En la cama, abrazados o separados mirando al techo, al otro, dormitando.

Ojalá me diga en ese momento que se aburre viendo películas de Theo Angelopoulos, que nunca ha entendido las chorradas sobre la modernidad de Zygmunt Bauman o que la escena final de Viridiana es sublime, casi tanto como algún libro de poemas de algún beatnik del que ni siquiera me suena el nombre.

Puede que lo diga mientras se estira, mientras se rasca la piel, con aliento a alcohol. Con confianza o despreocupación, tirándose un pedo.

Si a la vez que me habla de que la biomasa del planeta se mantiene estable o varía a lo largo del tiempo, me mira a los ojos, sonríe y me acaricia el pelo. Si me pega el pie a la pierna y lo tiene helado, pego un brinco y empieza a reírse, o si me inmoviliza con una llave de judo mientras grita que no vuelva a decir que los creacionistas tienen derecho a enseñar en escuelas sus ideas.

Si en la cocina, despeinados, legañosos y oyendo de fondo las noticias de Radio 1, me dice entre cucharada y cucharada de cereales que Milton Friedman y su escuela de Chicago son a la economía lo que Kissinger es a la paz.

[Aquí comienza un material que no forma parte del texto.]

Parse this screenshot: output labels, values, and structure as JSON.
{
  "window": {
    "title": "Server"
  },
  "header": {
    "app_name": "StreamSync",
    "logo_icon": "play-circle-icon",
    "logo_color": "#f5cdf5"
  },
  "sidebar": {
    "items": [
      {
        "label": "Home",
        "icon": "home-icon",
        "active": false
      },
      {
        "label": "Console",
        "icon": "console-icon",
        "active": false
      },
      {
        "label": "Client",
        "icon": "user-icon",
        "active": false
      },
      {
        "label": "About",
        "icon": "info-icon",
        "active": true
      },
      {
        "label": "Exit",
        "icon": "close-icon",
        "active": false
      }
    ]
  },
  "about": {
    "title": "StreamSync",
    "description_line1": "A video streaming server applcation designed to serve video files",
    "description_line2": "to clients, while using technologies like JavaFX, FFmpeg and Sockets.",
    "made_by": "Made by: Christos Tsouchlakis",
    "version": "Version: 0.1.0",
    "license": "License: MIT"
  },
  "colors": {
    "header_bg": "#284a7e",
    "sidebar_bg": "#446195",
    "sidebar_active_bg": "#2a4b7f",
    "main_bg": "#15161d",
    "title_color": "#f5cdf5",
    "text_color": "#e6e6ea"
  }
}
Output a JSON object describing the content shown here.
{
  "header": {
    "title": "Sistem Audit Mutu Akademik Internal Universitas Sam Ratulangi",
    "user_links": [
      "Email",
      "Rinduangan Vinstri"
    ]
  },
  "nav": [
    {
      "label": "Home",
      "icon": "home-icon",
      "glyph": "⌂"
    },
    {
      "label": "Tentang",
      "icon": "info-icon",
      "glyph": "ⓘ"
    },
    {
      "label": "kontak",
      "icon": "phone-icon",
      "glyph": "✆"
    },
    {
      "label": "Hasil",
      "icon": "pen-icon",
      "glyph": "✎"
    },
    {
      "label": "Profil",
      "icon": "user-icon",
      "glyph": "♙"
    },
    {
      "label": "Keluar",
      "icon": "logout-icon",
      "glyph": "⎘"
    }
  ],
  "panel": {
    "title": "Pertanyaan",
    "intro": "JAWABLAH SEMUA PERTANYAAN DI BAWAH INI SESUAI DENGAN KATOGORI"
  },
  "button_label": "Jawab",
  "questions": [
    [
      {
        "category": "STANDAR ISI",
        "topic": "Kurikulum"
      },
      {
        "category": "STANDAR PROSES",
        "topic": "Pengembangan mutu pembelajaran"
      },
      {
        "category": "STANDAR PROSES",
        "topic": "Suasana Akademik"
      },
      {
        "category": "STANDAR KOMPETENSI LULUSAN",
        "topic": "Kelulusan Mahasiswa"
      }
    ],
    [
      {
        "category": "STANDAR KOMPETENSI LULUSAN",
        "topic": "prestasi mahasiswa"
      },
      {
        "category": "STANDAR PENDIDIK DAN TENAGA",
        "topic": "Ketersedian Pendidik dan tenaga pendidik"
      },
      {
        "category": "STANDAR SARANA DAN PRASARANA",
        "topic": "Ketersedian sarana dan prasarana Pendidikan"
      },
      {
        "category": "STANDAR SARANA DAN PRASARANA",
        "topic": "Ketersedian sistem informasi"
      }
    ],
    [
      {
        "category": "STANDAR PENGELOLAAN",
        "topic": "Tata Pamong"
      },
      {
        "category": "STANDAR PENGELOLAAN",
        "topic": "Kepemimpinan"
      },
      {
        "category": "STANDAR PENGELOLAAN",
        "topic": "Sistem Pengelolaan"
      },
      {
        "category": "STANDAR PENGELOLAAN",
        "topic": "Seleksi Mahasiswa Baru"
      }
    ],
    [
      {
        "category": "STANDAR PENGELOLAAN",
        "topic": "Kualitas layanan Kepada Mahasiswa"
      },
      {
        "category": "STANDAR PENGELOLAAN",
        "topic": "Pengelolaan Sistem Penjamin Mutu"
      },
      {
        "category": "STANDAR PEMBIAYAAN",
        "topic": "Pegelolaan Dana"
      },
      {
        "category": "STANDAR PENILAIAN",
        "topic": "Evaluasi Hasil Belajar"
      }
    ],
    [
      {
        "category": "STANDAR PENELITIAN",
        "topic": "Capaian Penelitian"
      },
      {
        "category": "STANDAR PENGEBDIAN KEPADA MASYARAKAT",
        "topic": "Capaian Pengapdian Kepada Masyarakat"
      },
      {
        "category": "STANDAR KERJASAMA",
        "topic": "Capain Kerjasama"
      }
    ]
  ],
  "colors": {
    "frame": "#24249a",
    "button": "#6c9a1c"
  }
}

Tengo ganas de estar enamorado de nuevo.
Y de saber que otro ser, fuera de mí, muy lejos, me está viviendo.
Pero eso sí, nada de empalagos, de voces monocordes que repiten indiferentes apelativos cariñosos insufribles (cari, cuqui, pichoncito...), de magreos mal disimulados en cualquier lugar fruto de una abstinencia insana, del rancio olor del amor como debe ser.
Yo quiero una cosa más de andar por casa.